John F. Kennedy graduated from Harvard College with a Bachelor of Science in International Affairs in 1940. When the United States entered the second world war, he served in the Navy, where he was the commander of Motor Torpedo Boats PT-109 in the South Pacific. PT-109 was split in half and sunk by a Japanese destroyer and Kennedy and the survivors from his ship survived by swimming to nearby islands.
Returning home from the war, Kennedy represented Massachusetts's 11th congressional district in the U.S. House of Representatives from 1947 to 1953 as a Democrat. He served in the U.S. Senate from 1953 until 1960, when he successfully won his party's nomination for President. In 1956 he placed second in the vote for his party's candidate for Vice-President, but four years later, in a close election, Kennedy defeated incumbent Vice-President and future President Richard Nixon in the 1960 U.S. presidential election.
At age 43, Kennedy was the youngest person to have ever been elected to the office, and the second-youngest person to become president. (Theodore Roosevelt became president at a younger age upon the death of William McKinley, but was not elected to the office until he was older than Kennedy). Kennedy was also the first person born in the 20th century to serve as president. He was the first Roman Catholic president (Joe Biden is the second) and the only president ever to have won a Pulitzer Prize.
Events during his presidency included the Bay of Pigs Invasion, the Cuban Missile Crisis, the Space Race, the building of the Berlin Wall, the African-American Civil Rights Movement, and increased U.S. involvement in Vietnam.
Kennedy opposed segregation and supported increased civil rights of African Americans, but he originally believed in a more gradual approach to legislation, acknowledging the political realities he faced in Congress, especially with the Southern Conservatives. But the civil rights demonstrations of Martin Luther King, and the atrocious treatment of African-Americans in the south compelled Kennedy to propose legislative action. In a radio and TV address to the nation in June 1963, Kennedy became the first president to call on all Americans to denounce racism. His civil rights proposals led to the Civil Rights Act of 1964.

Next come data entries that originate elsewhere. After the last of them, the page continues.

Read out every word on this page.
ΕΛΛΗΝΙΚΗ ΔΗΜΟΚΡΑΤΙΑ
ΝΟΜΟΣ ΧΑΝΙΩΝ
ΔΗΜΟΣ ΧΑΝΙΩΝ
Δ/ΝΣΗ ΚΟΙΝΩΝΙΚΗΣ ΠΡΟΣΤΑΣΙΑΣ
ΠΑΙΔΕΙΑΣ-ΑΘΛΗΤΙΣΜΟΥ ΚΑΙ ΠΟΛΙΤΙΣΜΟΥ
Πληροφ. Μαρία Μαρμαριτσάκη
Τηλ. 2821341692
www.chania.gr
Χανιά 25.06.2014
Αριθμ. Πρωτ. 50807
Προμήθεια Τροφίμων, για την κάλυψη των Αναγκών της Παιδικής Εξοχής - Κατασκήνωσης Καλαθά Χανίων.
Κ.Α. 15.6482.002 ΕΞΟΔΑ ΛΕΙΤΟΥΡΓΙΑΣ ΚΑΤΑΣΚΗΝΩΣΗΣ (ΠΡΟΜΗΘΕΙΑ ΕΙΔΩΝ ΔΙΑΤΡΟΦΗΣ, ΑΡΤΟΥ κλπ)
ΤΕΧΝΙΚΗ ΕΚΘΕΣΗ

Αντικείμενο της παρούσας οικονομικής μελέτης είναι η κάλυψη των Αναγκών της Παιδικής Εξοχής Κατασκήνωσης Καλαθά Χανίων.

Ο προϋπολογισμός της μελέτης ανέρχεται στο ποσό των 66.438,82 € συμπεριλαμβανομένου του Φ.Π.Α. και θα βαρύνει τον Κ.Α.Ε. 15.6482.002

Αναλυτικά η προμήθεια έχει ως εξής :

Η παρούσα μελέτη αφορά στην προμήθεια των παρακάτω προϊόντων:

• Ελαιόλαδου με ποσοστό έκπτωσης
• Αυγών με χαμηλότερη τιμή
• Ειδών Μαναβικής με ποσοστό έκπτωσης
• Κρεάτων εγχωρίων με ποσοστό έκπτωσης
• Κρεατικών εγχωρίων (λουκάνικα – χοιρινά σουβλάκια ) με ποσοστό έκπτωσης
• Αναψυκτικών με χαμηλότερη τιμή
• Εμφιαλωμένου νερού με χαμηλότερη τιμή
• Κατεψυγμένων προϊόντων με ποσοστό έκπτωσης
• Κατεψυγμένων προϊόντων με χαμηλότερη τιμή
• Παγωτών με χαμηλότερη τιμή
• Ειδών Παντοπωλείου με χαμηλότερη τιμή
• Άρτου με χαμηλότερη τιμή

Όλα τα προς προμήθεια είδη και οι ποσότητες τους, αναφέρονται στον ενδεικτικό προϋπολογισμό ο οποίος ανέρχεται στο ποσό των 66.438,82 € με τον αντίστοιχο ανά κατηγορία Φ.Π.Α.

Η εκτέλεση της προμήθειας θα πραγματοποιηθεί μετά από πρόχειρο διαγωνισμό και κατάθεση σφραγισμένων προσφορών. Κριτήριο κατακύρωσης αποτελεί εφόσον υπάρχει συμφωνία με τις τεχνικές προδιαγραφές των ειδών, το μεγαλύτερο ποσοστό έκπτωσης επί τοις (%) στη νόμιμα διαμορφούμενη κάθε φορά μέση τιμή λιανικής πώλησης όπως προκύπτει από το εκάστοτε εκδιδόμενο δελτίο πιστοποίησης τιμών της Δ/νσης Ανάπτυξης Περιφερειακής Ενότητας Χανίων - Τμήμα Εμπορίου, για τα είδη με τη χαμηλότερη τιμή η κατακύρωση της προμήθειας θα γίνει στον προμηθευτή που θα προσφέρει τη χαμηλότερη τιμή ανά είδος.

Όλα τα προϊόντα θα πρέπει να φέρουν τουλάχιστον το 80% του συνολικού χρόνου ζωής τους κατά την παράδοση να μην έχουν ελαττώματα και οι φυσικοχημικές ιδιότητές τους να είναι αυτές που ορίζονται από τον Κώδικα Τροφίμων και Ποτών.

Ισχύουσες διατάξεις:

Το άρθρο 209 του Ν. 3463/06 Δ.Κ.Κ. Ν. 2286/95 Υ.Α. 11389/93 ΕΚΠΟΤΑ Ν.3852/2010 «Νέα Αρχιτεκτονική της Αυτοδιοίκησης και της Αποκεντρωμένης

Kennedy was assassinated in Dallas, Texas on November 22, 1963. His assassination continues to be the subject of controversy and debate. Lee Harvey Oswald was arrested that afternoon and charged with the crime that night. Jack Ruby shot and killed Oswald two days later, before a trial could take place. The FBI and the Warren Commission officially concluded that Oswald acted alone as the assassin. The United States House Select Committee on Assassinations (HSCA) agreed with the conclusion that Oswald fired the shots which killed the president, but also concluded that Kennedy was probably assassinated as the result of a conspiracy.
Kennedy's private life has been the subject of much discussion, especially as new facts have come to light after his death. He suffered from a number of health problems, including Addison's Disease. Reports of his numerous extra-marital affairs have also been revealed, although some of his biographers assert that, towards the end of his life, Kennedy became more committed to his marriage.
He is buried at Arlington Cemetery, where his final resting place is marked by what is known as "the Eternal Flame".